A year ago I made a comparison between the resource consumption of the thread-based and event-based standard actors. And Akka is even better than the event-base.
One of the big points of Akka in my opinion is that it allows you to design your system as "one actor per usage" where earlier actor systems often forced you to do "use only actors for shared services" due to resource overhead.
I would recommend that you go for option 1.
Options 1) or 2) have both their drawbacks. So then, let's use options 3) Routing (Akka 2.0+)
Router is an element which act as a load balancer, routing the requests to other Actors which will perform the task needed.
Akka provides different Router implementations with different logic to route a message (for example SmallestMailboxPool or RoundRobinPool).

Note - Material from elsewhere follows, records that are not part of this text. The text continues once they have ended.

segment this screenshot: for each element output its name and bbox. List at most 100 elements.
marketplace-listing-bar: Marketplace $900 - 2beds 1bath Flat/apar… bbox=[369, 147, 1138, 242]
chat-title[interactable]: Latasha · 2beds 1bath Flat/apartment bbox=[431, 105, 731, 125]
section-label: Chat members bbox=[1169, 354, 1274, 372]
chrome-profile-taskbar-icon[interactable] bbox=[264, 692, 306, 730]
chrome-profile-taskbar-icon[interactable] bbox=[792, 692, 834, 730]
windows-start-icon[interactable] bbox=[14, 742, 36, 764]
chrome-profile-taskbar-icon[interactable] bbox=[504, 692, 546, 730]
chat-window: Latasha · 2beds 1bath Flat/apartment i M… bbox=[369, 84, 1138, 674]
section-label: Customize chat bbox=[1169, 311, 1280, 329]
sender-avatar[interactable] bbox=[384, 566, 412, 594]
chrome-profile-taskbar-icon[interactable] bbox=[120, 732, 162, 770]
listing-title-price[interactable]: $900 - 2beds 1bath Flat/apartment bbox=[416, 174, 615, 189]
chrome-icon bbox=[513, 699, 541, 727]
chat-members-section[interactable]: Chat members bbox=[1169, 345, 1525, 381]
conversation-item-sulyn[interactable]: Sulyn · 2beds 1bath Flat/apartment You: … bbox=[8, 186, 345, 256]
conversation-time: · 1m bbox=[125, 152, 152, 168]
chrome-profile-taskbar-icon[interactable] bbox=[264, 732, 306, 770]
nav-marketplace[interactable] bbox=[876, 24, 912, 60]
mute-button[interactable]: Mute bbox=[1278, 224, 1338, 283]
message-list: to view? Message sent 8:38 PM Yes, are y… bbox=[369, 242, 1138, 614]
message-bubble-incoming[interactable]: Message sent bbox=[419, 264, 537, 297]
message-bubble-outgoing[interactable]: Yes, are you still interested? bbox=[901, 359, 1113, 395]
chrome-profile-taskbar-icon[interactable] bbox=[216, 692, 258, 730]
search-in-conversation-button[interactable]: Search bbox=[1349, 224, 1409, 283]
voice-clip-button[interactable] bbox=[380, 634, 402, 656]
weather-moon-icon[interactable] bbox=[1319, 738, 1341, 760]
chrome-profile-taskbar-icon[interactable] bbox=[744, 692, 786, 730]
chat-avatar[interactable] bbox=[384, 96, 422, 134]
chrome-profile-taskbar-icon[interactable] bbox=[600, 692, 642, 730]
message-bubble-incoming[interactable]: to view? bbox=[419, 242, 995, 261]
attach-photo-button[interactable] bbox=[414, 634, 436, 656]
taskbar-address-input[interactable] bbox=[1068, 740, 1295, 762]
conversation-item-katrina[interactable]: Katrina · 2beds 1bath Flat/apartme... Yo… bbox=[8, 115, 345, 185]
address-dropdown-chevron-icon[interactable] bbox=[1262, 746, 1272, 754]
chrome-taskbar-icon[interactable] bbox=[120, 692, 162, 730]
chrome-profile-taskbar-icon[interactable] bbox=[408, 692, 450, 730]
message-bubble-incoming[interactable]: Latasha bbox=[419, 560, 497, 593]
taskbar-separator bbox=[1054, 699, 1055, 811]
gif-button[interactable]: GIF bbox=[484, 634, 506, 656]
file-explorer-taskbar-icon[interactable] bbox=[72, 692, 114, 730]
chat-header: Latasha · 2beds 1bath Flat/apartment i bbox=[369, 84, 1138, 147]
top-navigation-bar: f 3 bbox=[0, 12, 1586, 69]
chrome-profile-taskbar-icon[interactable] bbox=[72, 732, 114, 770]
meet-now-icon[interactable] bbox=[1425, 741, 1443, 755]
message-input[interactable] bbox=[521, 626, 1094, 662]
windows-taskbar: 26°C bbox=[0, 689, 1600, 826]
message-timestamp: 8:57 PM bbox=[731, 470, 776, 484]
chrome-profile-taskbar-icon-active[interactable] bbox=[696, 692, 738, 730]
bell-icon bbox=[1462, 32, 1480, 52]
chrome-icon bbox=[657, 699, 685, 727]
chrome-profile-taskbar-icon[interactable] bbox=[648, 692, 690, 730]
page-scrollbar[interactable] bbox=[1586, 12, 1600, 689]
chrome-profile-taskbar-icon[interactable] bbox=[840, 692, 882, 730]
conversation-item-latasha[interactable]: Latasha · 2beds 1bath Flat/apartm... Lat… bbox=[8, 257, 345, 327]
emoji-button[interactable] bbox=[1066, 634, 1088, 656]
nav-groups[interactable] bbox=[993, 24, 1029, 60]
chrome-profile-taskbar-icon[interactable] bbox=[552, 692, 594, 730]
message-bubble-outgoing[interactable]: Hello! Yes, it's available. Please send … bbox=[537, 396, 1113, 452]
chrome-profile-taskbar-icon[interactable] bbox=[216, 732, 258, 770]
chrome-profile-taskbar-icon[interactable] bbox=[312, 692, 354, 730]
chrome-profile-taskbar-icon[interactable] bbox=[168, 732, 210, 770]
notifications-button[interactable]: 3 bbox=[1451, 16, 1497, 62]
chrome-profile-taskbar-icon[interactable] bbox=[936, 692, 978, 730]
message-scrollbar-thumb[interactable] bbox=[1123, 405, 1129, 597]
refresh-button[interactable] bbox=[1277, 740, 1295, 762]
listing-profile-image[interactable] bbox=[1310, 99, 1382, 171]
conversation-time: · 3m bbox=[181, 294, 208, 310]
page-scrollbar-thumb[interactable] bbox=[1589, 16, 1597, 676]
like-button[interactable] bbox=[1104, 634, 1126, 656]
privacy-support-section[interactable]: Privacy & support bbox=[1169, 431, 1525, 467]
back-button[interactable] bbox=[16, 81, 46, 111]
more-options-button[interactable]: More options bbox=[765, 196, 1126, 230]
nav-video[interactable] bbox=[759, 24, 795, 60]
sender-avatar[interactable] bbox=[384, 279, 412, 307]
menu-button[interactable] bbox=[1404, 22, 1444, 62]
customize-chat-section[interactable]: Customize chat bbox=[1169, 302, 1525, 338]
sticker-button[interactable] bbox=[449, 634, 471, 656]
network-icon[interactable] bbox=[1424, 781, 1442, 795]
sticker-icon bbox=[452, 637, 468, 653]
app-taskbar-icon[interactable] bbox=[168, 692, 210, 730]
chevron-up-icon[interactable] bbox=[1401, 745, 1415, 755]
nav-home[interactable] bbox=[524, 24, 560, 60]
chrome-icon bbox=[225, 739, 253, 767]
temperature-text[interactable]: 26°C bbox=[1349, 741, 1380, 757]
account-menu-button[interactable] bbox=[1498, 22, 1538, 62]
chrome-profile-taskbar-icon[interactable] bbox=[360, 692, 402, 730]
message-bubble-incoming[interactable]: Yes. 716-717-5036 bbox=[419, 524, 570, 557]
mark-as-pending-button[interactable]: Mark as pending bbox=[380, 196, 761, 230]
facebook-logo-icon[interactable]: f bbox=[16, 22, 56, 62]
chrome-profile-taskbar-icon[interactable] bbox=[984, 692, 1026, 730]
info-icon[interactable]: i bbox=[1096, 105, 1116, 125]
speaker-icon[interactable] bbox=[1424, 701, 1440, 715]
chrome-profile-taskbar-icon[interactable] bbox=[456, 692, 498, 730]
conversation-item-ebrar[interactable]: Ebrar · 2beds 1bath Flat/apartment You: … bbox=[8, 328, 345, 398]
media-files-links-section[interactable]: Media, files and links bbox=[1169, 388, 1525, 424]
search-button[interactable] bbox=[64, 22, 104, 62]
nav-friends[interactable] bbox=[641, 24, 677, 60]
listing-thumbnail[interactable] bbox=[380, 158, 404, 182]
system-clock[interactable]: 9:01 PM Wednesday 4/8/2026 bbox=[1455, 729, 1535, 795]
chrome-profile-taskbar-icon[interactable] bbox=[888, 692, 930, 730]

Every Router may have several children and its task is to supervise their Mailbox to further decide where to route the received message.
//This will create 5 instances of the actor ExampleActor
//managed and supervised by a RoundRobinRouter
ActorRef roundRobinRouter = getContext().actorOf(
Props.create(ExampleActor.class).withRouter(new RoundRobinRouter(5)),"router");
This procedure is well explained in this blog.
It's quite a reasonable option, but whether it's suitable depends on specifics of your request handling.
Yes, of course it could.
For many cases the best thing to do would be to just have one actor responding to every request (or perhaps one actor per type of request), but the only thing this actor does is to forward the task to another actor (or spawn a Future) which will actually do the job.
For scaling up the serial requests handling, add a master actor (Supervisor) which in turn will delegate to the worker actors (Children) (round-robin fashion).